Our Lord laid emphasis upon the forgiving spirit. The one thing above all others that bolts and bars the way into the presence chamber of prayer is unwillingness to forgive from the heart. No gift can be accepted of God until reconciliation has been made. "If therefore thou art offering thy gift at the altar, and there rememberest that thy brother hath aught against thee, leave there thy gift before the altar, and go thy way; first be reconciled to thy brother, and then come and offer thy gift" (Matthew 5:23,24).

 

Again, when Jesus stated the law of faith in relation to prayer, he said: "Therefore I say unto you, All things whatsoever ye pray and ask for, believe that ye have received them, and ye shall have them.

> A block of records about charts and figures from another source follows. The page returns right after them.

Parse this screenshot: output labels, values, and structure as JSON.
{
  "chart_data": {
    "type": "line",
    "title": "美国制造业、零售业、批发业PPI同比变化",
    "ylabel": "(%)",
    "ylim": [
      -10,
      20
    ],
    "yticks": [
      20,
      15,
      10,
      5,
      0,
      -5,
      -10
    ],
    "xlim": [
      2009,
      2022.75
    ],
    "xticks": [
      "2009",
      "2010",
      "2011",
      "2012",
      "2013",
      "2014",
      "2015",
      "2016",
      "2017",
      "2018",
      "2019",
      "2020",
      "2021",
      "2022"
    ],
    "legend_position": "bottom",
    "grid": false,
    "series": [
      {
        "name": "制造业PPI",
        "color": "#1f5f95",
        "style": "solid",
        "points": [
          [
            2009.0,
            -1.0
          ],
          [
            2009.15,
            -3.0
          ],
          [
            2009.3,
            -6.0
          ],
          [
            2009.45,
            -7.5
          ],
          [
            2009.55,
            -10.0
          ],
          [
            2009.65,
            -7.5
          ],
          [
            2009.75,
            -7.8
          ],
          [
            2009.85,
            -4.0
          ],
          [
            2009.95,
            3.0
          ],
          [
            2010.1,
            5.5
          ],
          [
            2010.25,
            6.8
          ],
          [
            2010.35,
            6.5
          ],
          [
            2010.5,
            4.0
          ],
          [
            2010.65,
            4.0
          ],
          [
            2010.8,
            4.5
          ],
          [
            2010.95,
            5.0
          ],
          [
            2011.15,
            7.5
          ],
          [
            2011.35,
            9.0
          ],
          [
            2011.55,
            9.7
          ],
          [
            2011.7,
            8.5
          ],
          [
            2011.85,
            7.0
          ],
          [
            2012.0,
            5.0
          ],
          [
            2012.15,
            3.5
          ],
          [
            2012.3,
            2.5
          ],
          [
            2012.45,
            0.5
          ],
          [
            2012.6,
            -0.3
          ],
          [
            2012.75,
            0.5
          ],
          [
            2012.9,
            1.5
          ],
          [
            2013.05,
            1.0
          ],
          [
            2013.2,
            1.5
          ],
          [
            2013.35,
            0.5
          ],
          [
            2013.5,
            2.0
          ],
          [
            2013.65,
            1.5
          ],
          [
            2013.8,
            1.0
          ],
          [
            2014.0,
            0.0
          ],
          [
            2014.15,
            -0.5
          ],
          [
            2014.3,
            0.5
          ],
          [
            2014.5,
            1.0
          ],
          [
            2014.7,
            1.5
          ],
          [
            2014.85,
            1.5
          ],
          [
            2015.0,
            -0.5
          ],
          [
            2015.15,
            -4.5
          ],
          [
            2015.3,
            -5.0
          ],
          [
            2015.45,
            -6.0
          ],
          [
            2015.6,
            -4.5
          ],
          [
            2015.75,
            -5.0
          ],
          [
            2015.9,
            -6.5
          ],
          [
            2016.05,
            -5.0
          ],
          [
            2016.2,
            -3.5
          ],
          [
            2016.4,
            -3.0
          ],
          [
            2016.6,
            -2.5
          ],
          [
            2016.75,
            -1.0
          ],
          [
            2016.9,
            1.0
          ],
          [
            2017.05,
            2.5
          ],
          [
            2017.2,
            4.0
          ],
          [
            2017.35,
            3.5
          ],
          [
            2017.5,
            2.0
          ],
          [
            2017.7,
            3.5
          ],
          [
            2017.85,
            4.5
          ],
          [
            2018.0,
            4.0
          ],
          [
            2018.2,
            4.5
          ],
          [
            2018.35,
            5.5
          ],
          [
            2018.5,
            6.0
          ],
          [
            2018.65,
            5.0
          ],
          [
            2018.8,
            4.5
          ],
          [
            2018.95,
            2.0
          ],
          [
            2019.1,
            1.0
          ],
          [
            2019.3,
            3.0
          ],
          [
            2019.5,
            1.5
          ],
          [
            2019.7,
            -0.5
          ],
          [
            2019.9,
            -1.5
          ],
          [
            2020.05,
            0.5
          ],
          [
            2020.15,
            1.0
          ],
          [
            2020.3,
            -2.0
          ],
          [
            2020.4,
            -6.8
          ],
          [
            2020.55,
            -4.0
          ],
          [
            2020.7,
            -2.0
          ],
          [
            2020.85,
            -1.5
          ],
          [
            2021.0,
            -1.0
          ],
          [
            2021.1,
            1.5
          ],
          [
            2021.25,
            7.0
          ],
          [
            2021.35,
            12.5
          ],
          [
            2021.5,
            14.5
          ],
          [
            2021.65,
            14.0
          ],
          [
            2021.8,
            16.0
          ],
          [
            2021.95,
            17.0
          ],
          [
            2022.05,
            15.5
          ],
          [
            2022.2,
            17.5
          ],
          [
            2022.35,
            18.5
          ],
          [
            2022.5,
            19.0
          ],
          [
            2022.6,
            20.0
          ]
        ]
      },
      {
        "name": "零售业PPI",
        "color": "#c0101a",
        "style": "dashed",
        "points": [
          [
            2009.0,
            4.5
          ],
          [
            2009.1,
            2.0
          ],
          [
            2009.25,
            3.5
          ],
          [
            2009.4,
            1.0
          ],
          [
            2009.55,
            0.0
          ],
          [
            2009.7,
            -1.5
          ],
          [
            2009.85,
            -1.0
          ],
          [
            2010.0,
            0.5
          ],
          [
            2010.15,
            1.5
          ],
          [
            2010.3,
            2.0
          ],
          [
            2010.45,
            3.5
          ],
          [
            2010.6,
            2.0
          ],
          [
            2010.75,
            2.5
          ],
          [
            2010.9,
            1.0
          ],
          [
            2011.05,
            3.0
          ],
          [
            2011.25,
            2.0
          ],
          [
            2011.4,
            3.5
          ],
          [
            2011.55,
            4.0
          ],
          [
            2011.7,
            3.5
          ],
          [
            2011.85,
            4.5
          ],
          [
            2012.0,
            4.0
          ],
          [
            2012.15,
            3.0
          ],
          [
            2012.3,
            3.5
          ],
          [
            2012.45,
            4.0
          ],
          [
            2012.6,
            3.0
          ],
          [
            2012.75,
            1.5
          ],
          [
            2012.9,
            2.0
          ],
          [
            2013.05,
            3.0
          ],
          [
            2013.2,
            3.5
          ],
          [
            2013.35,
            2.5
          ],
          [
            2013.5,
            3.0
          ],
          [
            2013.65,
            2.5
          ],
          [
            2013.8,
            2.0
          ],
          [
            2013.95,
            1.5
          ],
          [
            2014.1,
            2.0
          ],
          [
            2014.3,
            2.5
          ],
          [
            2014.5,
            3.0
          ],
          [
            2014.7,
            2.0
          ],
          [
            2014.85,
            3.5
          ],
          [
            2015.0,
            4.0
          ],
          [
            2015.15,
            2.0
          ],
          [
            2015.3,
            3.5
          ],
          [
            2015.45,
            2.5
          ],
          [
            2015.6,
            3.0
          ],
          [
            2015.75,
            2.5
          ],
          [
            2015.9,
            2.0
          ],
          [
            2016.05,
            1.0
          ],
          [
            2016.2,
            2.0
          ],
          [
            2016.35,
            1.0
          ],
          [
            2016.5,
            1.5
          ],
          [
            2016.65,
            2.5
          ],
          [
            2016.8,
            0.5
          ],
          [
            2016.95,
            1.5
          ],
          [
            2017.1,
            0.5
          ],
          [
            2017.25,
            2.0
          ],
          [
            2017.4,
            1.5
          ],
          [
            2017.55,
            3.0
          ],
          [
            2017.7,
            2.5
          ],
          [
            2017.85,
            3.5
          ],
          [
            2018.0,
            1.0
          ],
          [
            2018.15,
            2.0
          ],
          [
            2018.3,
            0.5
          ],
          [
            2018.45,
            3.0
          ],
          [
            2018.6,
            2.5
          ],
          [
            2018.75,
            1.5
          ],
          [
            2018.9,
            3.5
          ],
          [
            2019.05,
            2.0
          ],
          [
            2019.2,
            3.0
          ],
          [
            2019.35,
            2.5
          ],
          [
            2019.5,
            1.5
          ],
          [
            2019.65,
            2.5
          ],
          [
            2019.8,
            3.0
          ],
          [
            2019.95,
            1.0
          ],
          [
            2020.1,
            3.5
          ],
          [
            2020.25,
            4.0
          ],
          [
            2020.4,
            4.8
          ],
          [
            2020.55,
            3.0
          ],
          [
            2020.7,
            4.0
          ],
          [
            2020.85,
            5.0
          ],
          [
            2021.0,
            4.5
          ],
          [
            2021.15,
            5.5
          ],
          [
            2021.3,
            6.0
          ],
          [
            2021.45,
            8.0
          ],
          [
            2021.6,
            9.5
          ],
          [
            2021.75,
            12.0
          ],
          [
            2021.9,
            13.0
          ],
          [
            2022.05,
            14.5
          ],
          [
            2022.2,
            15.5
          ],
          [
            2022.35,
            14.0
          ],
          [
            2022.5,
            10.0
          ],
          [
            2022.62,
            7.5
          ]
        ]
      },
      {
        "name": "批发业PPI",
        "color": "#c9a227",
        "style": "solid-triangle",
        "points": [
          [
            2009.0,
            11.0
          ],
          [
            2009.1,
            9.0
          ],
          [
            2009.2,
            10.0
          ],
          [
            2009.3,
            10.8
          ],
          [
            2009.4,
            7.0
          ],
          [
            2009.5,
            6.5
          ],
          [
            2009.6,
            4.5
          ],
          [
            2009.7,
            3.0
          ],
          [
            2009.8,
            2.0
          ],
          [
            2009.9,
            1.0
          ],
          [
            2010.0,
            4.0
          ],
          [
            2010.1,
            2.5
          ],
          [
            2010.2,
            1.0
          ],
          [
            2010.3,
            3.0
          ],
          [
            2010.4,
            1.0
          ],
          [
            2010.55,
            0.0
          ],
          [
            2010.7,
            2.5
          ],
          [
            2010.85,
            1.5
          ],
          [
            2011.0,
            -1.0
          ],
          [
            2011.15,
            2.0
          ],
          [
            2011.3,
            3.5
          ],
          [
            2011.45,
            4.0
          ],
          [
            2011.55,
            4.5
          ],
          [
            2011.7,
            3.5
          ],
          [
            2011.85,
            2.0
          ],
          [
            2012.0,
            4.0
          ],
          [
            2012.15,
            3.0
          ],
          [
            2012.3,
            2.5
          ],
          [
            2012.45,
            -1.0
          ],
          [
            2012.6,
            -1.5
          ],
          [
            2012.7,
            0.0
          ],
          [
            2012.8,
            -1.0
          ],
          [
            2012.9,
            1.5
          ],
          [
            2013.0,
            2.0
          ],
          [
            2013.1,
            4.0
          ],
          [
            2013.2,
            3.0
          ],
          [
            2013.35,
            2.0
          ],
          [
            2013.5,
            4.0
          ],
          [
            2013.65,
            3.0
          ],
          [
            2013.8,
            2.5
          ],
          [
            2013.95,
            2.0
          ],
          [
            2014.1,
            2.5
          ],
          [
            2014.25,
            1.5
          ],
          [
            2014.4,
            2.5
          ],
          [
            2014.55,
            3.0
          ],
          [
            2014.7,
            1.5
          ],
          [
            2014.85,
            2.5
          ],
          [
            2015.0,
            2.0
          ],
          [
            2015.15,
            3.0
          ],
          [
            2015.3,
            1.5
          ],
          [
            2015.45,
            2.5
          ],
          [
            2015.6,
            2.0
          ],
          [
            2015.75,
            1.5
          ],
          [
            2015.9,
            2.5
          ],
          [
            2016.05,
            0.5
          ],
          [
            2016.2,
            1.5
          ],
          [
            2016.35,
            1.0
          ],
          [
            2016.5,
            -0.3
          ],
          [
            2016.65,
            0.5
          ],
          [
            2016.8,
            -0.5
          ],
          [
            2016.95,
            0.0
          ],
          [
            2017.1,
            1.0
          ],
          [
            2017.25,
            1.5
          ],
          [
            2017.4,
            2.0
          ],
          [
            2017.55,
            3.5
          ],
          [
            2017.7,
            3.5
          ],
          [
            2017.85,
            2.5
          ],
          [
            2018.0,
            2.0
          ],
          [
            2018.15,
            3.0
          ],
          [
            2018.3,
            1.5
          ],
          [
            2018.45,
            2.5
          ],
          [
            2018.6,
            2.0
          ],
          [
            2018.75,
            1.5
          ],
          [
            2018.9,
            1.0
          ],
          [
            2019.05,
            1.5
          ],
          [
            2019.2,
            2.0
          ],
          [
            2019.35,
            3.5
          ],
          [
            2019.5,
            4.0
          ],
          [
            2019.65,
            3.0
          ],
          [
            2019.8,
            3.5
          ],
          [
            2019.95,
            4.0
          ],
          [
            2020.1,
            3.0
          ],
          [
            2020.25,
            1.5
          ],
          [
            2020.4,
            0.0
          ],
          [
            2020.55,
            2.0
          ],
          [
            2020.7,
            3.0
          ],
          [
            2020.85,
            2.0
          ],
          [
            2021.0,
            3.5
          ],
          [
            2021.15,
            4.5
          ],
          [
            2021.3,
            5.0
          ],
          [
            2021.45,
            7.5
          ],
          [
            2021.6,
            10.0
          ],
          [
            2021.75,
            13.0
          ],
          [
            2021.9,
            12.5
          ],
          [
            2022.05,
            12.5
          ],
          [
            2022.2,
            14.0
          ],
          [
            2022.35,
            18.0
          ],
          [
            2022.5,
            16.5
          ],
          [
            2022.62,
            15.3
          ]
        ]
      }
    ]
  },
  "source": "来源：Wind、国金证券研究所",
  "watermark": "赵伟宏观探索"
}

And whensoever ye stand praying, forgive, if ye have aught against anyone; that your Father also which is in heaven may forgive you your trespasses" (Mark 11: 24-26). "But if ye forgive not men their trespasses, neither will your Father forgive your trespasses" (Matthew 6:15).

 

Why did He lay such emphasis upon forgiveness? Was it not for the same reason that the law and the prophets placed the emphasis upon righteousness? All who would come to the Holy One must be holy, and whoever will come to the God of mercy must be merciful. The petitioner for grace must believe in grace.

 

Thine Inner Chamber:

 

Let no soul be discouraged from making a beginning. Schools are graded to the capacity of the learners. The great souls who became mighty in prayer, and rejoiced to spend three and four hours a day alone with God, were once beginners. They went from strength to strength. For our comfort let us remember that it is into our own inner chamber we enter, and the God who is there is our Father. Many years ago a sweet little girl stole into my bedroom in the house where I was staying. She prattled blithely over all the wonders of her child world, but when I asked if father was up, she looked radiantly and reverently into my eyes and said, "Oh, my daddy always talks with God in the drawing room before breakfast."

 

Happy father! Happy child! Happy God!